Est-ce possible de se faire une omelette avec des champignons cueillis sur le campus de l’UdeM? Oui. Récit d’une balade mycologique avec un spécialiste, Jean Després.
Jean Després nous rejoint, le photographe Pascal Dumont et moi, devant le pavillon J.-A.-DeSève, un vendredi après-midi de septembre. Il fait humide, le temps est gris. Barbe blanche, yeux rieurs, Jean Després accepte de partir avec nous à la découverte des champignons sur le campus de l’UdeM.
Après quelques pas dans la côte boisée située à l’est du métro Université-de-Montréal, nous remarquons des champignons sur un tronc renversé. «Ce sont des polypores des artistes. Vieux, très vieux. Quelques années au moins», analyse rapidement M. Després. Est-ce comestible ? «Non. C’est dur comme du bois.»
Nous montons toujours, et les champignons se laissent désirer. Sommes-nous dans la bonne période de l’année ? « Nous vivons, en ce moment, la pire année de sécheresse en 25 ans. Entre le 15 août et le 15 octobre, c’est la saison des champignons. Il devrait y en avoir partout. Mais tout n’est pas perdu. Il suffirait d’une pluie de 50 mm pour que les champignons poussent.» Ça prend un choc : un choc hydrique, comme une bonne pluie, et un choc thermique, comme les variations de chaud et de froid à l’automne.

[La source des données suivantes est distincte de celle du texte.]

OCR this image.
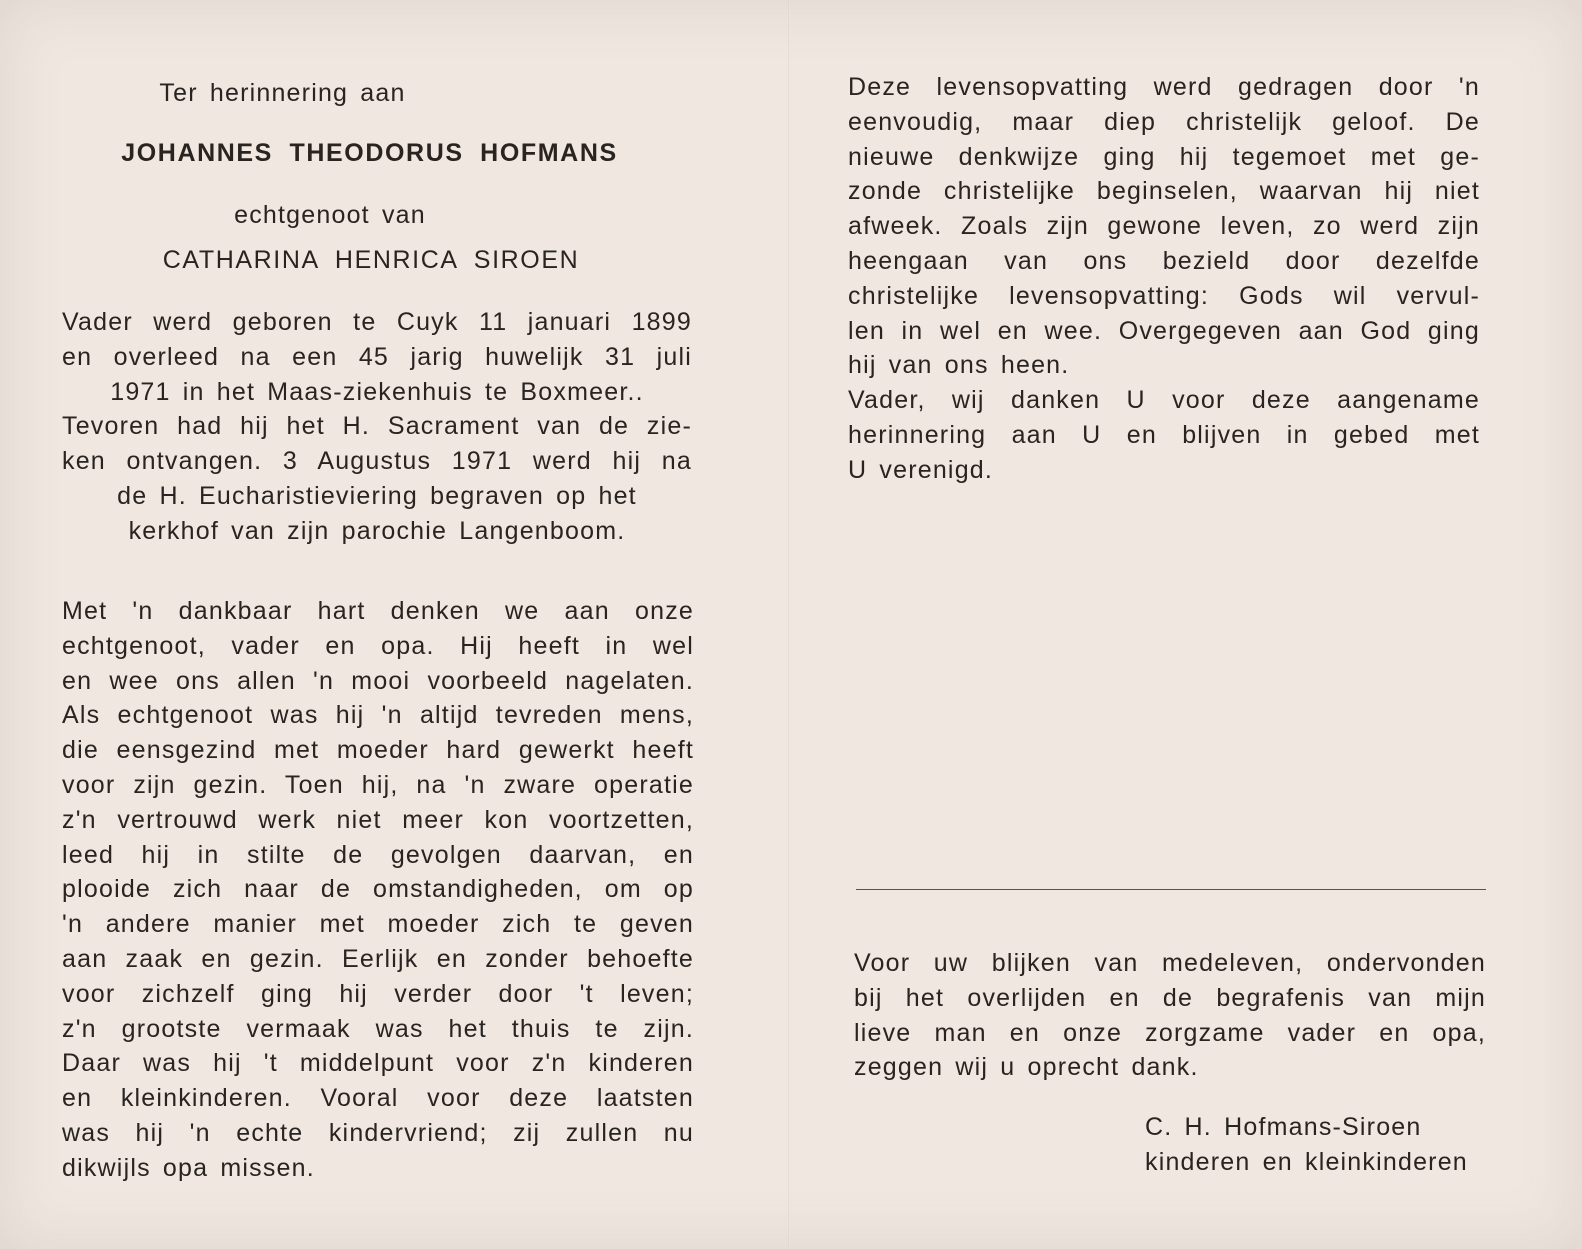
Ter herinnering aan
JOHANNES THEODORUS HOFMANS
echtgenoot van
CATHARINA HENRICA SIROEN
Vader werd geboren te Cuyk 11 januari 1899
en overleed na een 45 jarig huwelijk 31 juli
1971 in het Maas-ziekenhuis te Boxmeer..
Tevoren had hij het H. Sacrament van de zie-
ken ontvangen. 3 Augustus 1971 werd hij na
de H. Eucharistieviering begraven op het
kerkhof van zijn parochie Langenboom.
Met 'n dankbaar hart denken we aan onze
echtgenoot, vader en opa. Hij heeft in wel
en wee ons allen 'n mooi voorbeeld nagelaten.
Als echtgenoot was hij 'n altijd tevreden mens,
die eensgezind met moeder hard gewerkt heeft
voor zijn gezin. Toen hij, na 'n zware operatie
z'n vertrouwd werk niet meer kon voortzetten,
leed hij in stilte de gevolgen daarvan, en
plooide zich naar de omstandigheden, om op
'n andere manier met moeder zich te geven
aan zaak en gezin. Eerlijk en zonder behoefte
voor zichzelf ging hij verder door 't leven;
z'n grootste vermaak was het thuis te zijn.
Daar was hij 't middelpunt voor z'n kinderen
en kleinkinderen. Vooral voor deze laatsten
was hij 'n echte kindervriend; zij zullen nu
dikwijls opa missen.
Deze levensopvatting werd gedragen door 'n
eenvoudig, maar diep christelijk geloof. De
nieuwe denkwijze ging hij tegemoet met ge-
zonde christelijke beginselen, waarvan hij niet
afweek. Zoals zijn gewone leven, zo werd zijn
heengaan van ons bezield door dezelfde
christelijke levensopvatting: Gods wil vervul-
len in wel en wee. Overgegeven aan God ging
hij van ons heen.
Vader, wij danken U voor deze aangename
herinnering aan U en blijven in gebed met
U verenigd.
Voor uw blijken van medeleven, ondervonden
bij het overlijden en de begrafenis van mijn
lieve man en onze zorgzame vader en opa,
zeggen wij u oprecht dank.
C. H. Hofmans-Siroen
kinderen en kleinkinderen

Jean Després en profite pour nous instruire. «Dans les années 1960, les champignons étaient considérés comme des plantes manquées, comme des plantes qui auraient perdu la faculté de faire de la photosynthèse. On sait maintenant que c’est faux. » Les champignons sont comme des estomacs inversés.
Ils sécrètent des enzymes qui digèrent l’extérieur. «Les arbres et les champignons sont partenaires. Les champignons ne peuvent pas exister sans leur hôte. Un arbre sans son partenaire symbiotique ne croîtrait jamais autant.»
«Chaque espèce d’arbre possède son champignon, poursuit-il. Par exemple, pour les chênes, les champignons sont visibles à l’oeil nu. Pour l’érable, ce sont des champignons microscopiques.» Voilà pourquoi il faut garder l’oeil ouvert sur les chênes, les hêtres et les sapins. Anecdote : il est très rare qu’un champignon s’attaque au bois du cèdre. « C’est pourquoi un coffre en cèdre a une durée dix fois plus longue qu’un coffre en une autre essence de bois.»
Nous arrivons à proximité de Polytechnique. Aucun champignon comestible pour l’instant…
Est-ce que le parc du Mont-Royal est une meilleure place pour chasser les champignons ? « Non. L’endroit le plus proche de Montréal propice à la cueillette est le Parc régional de Longueuil.» Un peu dépités, nous décidons de redescendre la côte.
Soudain, notre photographe pointe, à une dizaine de mètres, une tache jaune sur un arbre. Nous nous approchons. Le champignon doit faire 40 cm de haut sur 20 cm de large. Boursouflé, sa couleur varie du jaune à l’orange vif, et il pousse sur un tronc d’arbre.
«Ah! C’est un polypore soufré, explique M. Després en s’agenouillant. C’est un parasite du chêne. Il vient de sortir. Il n’a même pas une semaine.» Est-ce comestible ? «Oui.»
Victoire !
«Il faut bien le laver. Les Américains le surnomment d’ailleurs le poulet des bois. Ce qui est bien avec ce champignon, c’est qu’on ne peut pas le confondre avec un autre.» Jean Després sort un couteau de sa poche et coupe des morceaux. Les extrémités sont meilleures, car plus tendres. Jean Després me passe le couteau, et je remplis un sac de gros morceaux.
Le soir même, les morceaux de polypores soufrés dans l’omelette ont la saveur du poulet, avec un parfum de champignon. Le campus n’a jamais goûté aussi bon.